Tuesday, October 11, 2011


A Matter of Attitude, of Refining One’s Sight
I am aware that there are a lot of things written these days about change in the church.  It is very hard to step out of the chorus of wails – be they wails for or against change.  I admit that I do feel pressured to respond, sit down and gather my thoughts so as to marshal strong and convincing reasons for the institutional church to change, to adapt to the times.  Yet something makes me refrain from getting on that particular bad wagon, the one that rolls headlong into the promising fields of hoped for change. 
I do not think change happens that way.  I live in a monastery where I find that I wish a lot of things could be different.  We monks embody all sorts of personality traits, personal habits, personal hygiene and the lack thereof.  We take our stands along conservative, liberal and indifferent lines.  And we are capable of switching hats when the need arises.  There are jealousies, fits of temper, resentments, worries about lust, anger, addictive behaviors, and stupid behaviors.  When I look at it all, as lived here by us, it makes me wonder.  We are, allegedly and I suppose really, a powerhouse of prayer.  We pray for all kinds of things, every day and several times a day.  We pray for the living and the dead.  We pray for people near and far, people who were and people yet to be.  We pray for good weather and ask that bad weather hurt no one.  We pray for an end to wars and violence.  We pray for the well being of all people, for a change of heart in men and women.  I suppose you might say that we pray for everything possible.  If words can form a prayer, we have formed it. 
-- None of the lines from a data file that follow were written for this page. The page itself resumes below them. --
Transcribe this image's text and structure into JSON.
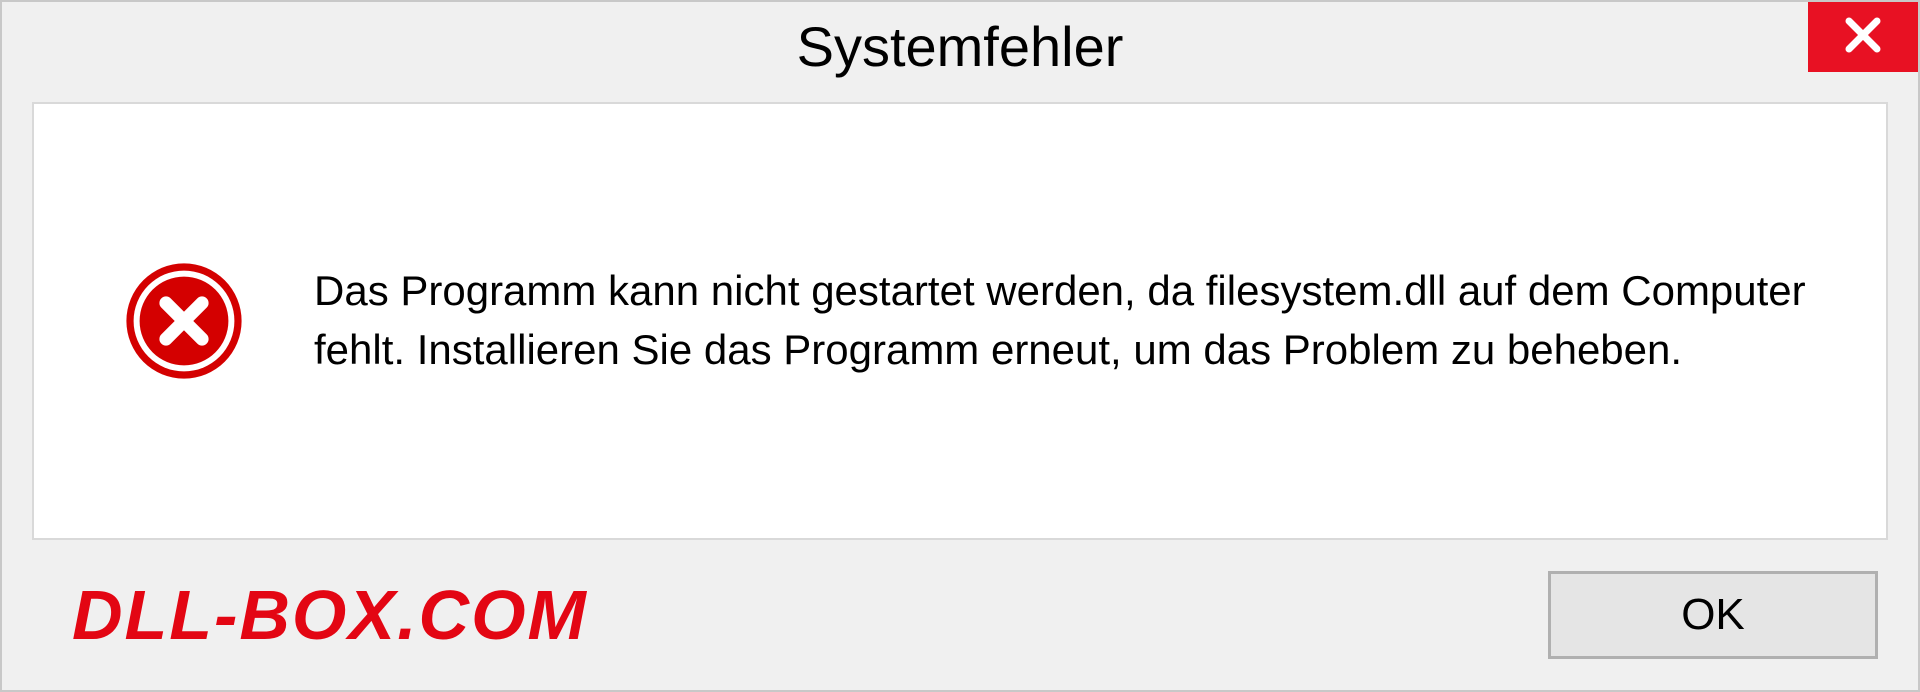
{
  "dialog": {
    "title": "Systemfehler",
    "message": "Das Programm kann nicht gestartet werden, da filesystem.dll auf dem Computer fehlt. Installieren Sie das Programm erneut, um das Problem zu beheben.",
    "ok_label": "OK"
  },
  "watermark": "DLL-BOX.COM"
}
I do not know if it all works.  I confess that I do think about that a lot.  So many words seem to go nowhere or seem to backfire.  Yet we persist in our prayer.  I am a believer, whatever that may mean.  But I guess that the best I can come up with is that God lives in everything and everyone.  And every whisper and groan that comes from the human heart is of God.  God is articulate in many ways, as he goes about his business.
Yet, I feel the need to say who I am and what I want to see.  I try and discipline my eyes to see beauty.  It is there, it is everywhere.  I cannot change big things like the church or the monk next to me.  And in my better moments, I will not to want to change them.  Let them be.  Let them grow in ways that growth happens – through time, through success and failure, through however grace or providence slips through the doors of time and places unnoticed, unbidden.  But always welcomed. 
I love Manhattan.  It has changed a lot over the years.  It has, I recently noticed, somehow cleaned up its act.  Now I could wish for the past, when things were grimier, more visibly human, and more fraught with the tensions of life.  But it is what it is.  And so I walked around, looking carefully for beauty.  And of course I found it, wherever it walked on the street, played in a playground, walked the dog or rode a bike.  It soars high in that city, and sinks low.  I saw more of it than I could capture with my lens.  I found that I did not wish for change, for difference, for something better.  I just wanted to see something good, something beautiful, and photograph it.  And maybe share it.
In that way, as I described Manhattan, it is the same with the church.  The institution will always be made up of the good and the bad, saints and sinners, frauds and honest people.  It is a real mixed bag that cannot and will not ever change.  All I want to do is write what I love about it – which is its people – and, maybe, take a few good pictures.  I will leave the hoped for dismantling to others.  Maybe I will be around to take that picture, too.